ШЛА ИСТОРИЧЕСКАЯ ЯЛТИНСКАЯ КОНФЕРЕНЦИЯ.
Открывается весь зал Ливадийского дворца, где за большим круглым столом сидят товарищ Сталин, товарищ Молотов, Рузвельт, Черчилль, их советники и референты.
Все внимательно слушают.
– Вследствие неблагоприятной погоды эту операцию предполагалось начать в конце января, – говорит генерал Антонов, – однако ввиду тревожного положения, создавшегося на Западном фронте в связи с наступлением немцев в Арденнах против наших союзников, Верховное Командование советских войск отдало приказ начать наступление не позднее середины января.
Переводчики склонились за спинами Рузвельта и Черчилля.

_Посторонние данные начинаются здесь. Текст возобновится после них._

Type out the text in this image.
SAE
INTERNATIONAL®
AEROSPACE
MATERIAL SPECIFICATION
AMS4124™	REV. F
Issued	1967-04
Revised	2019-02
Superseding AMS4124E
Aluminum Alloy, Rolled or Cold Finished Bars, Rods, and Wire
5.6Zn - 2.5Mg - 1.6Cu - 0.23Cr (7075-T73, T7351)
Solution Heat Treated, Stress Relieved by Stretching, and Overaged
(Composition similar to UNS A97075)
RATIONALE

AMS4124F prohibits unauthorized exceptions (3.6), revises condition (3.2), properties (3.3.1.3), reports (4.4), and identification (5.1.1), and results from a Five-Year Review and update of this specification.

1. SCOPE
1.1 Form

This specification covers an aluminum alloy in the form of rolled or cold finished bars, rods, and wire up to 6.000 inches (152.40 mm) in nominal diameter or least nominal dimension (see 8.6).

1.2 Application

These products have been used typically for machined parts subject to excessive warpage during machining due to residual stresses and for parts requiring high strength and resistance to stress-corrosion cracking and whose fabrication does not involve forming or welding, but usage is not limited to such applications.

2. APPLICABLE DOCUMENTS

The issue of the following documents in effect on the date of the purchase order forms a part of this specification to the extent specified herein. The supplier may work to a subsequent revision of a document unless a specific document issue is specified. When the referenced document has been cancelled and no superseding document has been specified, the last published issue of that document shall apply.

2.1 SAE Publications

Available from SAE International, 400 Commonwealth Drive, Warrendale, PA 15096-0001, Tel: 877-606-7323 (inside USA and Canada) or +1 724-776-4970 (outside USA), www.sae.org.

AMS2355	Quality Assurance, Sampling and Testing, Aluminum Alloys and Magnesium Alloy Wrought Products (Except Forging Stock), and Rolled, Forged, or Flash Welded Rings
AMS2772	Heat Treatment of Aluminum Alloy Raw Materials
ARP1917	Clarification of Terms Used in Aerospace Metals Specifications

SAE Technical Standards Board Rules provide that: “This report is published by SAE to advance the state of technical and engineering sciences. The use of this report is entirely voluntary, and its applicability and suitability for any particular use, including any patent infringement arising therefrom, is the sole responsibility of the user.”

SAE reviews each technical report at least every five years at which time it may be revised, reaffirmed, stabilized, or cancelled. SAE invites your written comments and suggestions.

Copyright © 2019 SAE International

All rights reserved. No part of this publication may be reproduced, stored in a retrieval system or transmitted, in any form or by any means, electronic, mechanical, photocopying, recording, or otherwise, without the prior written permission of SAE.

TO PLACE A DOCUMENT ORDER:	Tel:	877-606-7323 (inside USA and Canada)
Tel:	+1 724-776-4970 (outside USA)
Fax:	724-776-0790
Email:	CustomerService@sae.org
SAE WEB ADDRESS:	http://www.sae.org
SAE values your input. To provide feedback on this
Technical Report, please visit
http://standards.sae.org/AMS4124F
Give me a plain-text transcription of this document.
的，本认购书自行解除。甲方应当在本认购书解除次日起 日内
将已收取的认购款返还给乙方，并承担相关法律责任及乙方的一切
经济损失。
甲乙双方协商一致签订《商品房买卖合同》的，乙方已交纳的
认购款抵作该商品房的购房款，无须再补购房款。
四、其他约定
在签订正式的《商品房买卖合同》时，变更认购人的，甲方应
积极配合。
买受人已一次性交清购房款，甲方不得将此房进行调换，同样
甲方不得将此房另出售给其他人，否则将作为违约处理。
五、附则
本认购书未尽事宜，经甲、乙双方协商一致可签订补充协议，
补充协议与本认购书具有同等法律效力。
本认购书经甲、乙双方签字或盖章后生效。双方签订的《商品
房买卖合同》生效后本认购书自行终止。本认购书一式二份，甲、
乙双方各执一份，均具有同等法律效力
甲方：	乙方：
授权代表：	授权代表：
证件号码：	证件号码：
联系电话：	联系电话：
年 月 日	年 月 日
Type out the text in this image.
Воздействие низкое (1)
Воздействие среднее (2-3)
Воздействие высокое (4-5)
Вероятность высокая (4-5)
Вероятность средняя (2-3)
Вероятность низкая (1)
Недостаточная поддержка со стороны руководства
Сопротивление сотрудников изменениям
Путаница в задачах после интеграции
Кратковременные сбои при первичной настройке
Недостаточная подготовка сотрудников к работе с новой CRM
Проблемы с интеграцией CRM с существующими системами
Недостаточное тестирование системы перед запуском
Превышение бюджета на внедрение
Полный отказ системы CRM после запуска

Рузвельт следит за докладом Антонова.
Черчилль, беспокойно ерзая на стуле, обращается к референту:
– Выходит, они нас спасали?
– Да… – отвечает референт.
Антонов продолжает:
– Немцы сосредоточили на центральном участке фронта двадцать четыре танковые дивизии. Верховное Советское Командование путем вспомогательных операций на флангах растянуло основную ударную силу немцев, и цель, намеченная Верховным Командованием советских войск при наступлении, была достигнута. Советские войска за восемнадцать дней наступления продвинулись на пятьсот семьдесят километров и вышли на реку Одер, в районе Кюстрин, разгромив сорок пять дивизий немцев. Противник потерял свыше трехсот пятидесяти тысяч солдат и офицеров пленными и не менее восьмисот тысяч убитыми. В результате наступления советских войск переброшено с Запада на Восточный фронт шестнадцать дивизий, находится в пути пять дивизий и готовы к переброске тридцать дивизий. В самое ближайшее время можно подготовить операцию для окончательного разгрома противника.
С т а л и н. Выходит, больше пятидесяти дивизий. Мы считаем, что союзники должны ударами авиации по коммуникациям противника препятствовать переброске войск с Западного фронта и из Италии на Восток и начать наступление в первой половине февраля.
Союзные советники и эксперты удивлены.
Американский военный советник, взглянув на Рузвельта, говорит безапелляционно.
– Генерал Эйзенхауэр считает в данный момент невозможной какую-либо решительную активизацию. Наши силы в хаотическом состоянии, снабжение войск испытывает невероятные трудности…
Перебросив сигару из одного угла рта в другой, Черчилль произносит:
– Рано, рано говорить сейчас о подготовке разгрома, когда англо-американскими войсками еще не преодолена линия Зигфрида, когда перед нами Рейн, неразбитые немецкие армии… Наше положение весьма серьезно.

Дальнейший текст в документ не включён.